How does Parke Bancorp fare?

The current trailing twelve-month payout ratio for the stock is 21%, which means that the dividend is covered by earnings. Furthermore, analysts have not forecasted a dividends per share for the future, which makes it hard to determine the yield shareholders should expect, and whether the current payout is sustainable, moving forward.

When assessing the forecast sustainability of a dividend it is also worth considering the cash flow of the business. Companies with strong cash flow can sustain a higher payout ratio, while companies with weaker cash flow generally cannot.

If there is one thing that you want to be reliable in your life, it's dividend stocks and their constant income stream. Unfortunately, it is really too early to view Parke Bancorp as a dividend investment. It has only been consistently paying dividends for 5 years, however, standard practice for reliable payers is to look for a 10-year minimum track record.

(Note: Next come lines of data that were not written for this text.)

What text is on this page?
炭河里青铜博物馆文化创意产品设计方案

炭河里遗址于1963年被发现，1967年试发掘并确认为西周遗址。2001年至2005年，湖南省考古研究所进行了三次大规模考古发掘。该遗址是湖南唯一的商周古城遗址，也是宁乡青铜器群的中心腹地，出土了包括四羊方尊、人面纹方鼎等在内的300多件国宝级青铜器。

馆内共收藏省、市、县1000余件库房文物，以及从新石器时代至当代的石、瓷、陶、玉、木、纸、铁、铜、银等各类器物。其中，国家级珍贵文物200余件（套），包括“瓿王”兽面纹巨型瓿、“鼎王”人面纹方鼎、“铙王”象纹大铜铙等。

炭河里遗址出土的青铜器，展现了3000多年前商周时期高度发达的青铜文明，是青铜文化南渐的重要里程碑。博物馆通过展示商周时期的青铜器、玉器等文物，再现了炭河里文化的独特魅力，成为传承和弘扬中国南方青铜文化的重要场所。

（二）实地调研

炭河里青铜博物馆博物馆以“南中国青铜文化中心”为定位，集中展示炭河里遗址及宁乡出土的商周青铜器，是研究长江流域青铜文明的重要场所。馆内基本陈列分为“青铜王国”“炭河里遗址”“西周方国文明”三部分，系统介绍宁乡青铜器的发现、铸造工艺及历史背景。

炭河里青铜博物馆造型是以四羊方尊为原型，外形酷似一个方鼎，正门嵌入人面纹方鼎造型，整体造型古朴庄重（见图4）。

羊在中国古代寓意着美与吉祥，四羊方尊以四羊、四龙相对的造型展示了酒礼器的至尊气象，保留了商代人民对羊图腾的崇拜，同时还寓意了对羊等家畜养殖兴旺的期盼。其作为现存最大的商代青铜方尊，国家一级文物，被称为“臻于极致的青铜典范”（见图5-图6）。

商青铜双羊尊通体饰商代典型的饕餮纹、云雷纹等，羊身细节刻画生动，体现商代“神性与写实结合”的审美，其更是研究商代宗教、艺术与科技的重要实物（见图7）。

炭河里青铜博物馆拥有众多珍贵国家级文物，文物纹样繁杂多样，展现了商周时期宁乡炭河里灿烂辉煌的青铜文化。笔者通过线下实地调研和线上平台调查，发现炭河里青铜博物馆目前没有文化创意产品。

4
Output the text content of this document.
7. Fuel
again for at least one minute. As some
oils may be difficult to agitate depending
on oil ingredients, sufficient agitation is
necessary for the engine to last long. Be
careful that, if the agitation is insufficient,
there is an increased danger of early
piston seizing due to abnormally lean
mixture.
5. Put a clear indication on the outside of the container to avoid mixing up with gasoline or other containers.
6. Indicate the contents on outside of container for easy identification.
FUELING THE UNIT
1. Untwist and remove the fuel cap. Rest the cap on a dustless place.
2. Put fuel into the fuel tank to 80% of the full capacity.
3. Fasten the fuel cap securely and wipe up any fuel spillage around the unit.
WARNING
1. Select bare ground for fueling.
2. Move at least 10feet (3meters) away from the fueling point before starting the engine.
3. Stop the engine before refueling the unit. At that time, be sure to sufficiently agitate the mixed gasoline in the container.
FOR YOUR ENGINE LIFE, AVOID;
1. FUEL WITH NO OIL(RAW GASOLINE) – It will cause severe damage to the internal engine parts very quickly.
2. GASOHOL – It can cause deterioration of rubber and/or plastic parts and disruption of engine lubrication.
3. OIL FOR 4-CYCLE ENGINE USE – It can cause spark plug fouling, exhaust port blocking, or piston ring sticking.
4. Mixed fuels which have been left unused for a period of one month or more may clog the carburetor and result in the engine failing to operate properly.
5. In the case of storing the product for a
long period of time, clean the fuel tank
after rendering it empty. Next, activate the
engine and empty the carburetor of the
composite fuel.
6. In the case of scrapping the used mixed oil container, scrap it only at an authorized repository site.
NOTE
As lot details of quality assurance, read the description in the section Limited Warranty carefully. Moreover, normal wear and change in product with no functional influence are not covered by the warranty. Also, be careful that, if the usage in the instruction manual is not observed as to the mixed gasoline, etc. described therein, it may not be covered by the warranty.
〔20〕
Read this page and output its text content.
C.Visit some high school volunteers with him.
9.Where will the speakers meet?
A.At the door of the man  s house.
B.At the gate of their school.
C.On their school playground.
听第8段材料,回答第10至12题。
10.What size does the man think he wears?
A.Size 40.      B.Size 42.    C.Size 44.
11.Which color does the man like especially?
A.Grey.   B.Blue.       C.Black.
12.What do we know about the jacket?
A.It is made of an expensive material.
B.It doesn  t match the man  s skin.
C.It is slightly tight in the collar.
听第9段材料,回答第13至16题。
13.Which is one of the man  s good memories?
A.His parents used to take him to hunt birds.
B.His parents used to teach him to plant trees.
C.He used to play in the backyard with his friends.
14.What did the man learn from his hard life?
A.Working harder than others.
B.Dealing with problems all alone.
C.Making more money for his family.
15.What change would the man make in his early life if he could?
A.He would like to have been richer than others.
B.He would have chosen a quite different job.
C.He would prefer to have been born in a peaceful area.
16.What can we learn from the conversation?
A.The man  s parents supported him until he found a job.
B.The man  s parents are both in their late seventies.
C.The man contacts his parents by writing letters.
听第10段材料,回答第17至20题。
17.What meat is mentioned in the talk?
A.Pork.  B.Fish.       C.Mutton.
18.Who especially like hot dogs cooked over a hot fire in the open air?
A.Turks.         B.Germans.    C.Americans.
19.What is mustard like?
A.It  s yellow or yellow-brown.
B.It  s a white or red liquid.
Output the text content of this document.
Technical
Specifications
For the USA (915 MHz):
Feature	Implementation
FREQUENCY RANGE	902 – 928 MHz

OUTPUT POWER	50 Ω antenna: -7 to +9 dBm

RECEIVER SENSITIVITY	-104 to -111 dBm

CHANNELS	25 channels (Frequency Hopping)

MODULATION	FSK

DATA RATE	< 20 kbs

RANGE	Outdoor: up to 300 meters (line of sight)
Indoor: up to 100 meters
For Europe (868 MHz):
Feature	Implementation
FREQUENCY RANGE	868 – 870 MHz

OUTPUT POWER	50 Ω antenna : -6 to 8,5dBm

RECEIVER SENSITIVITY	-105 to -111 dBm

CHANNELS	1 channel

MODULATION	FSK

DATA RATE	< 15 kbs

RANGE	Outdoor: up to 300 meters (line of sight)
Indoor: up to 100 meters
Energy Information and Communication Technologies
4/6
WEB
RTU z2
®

In terms of its peers, Parke Bancorp has a yield of 2.6%, which is on the low-side for Banks stocks.

Next Steps:

After digging a little deeper into Parke Bancorp's yield, it's easy to see why you should be cautious investing in the company just for the dividend. On the other hand, if you are not strictly just a dividend investor, the stock could still be offering some interesting investment opportunities. Given that this is purely a dividend analysis, you should always research extensively before deciding whether or not a stock is an appropriate investment for you. I always recommend analysing the company's fundamentals and underlying business before making an investment decision. Below, I've compiled three pertinent aspects you should further research:

  1. Future Outlook: What are well-informed industry analysts predicting for PKBK’s future growth? Take a look at our free research report of analyst consensus for PKBK’s outlook.

  2. Valuation: What is PKBK worth today? Even if the stock is a cash cow, it's not worth an infinite price. The intrinsic value infographic in our free research report helps visualize whether PKBK is currently mispriced by the market.

  3. Dividend Rockstars: Are there better dividend payers with stronger fundamentals out there? Check out our free list of these great stocks here.

We aim to bring you long-term focused research analysis driven by fundamental data. Note that our analysis may not factor in the latest price-sensitive company announcements or qualitative material.

If you spot an error that warrants correction, please contact the editor at editorial-team@simplywallst.com. This article by Simply Wall St is general in nature. It does not constitute a recommendation to buy or sell any stock, and does not take account of your objectives, or your financial situation. Simply Wall St has no position in the stocks mentioned. Thank you for reading.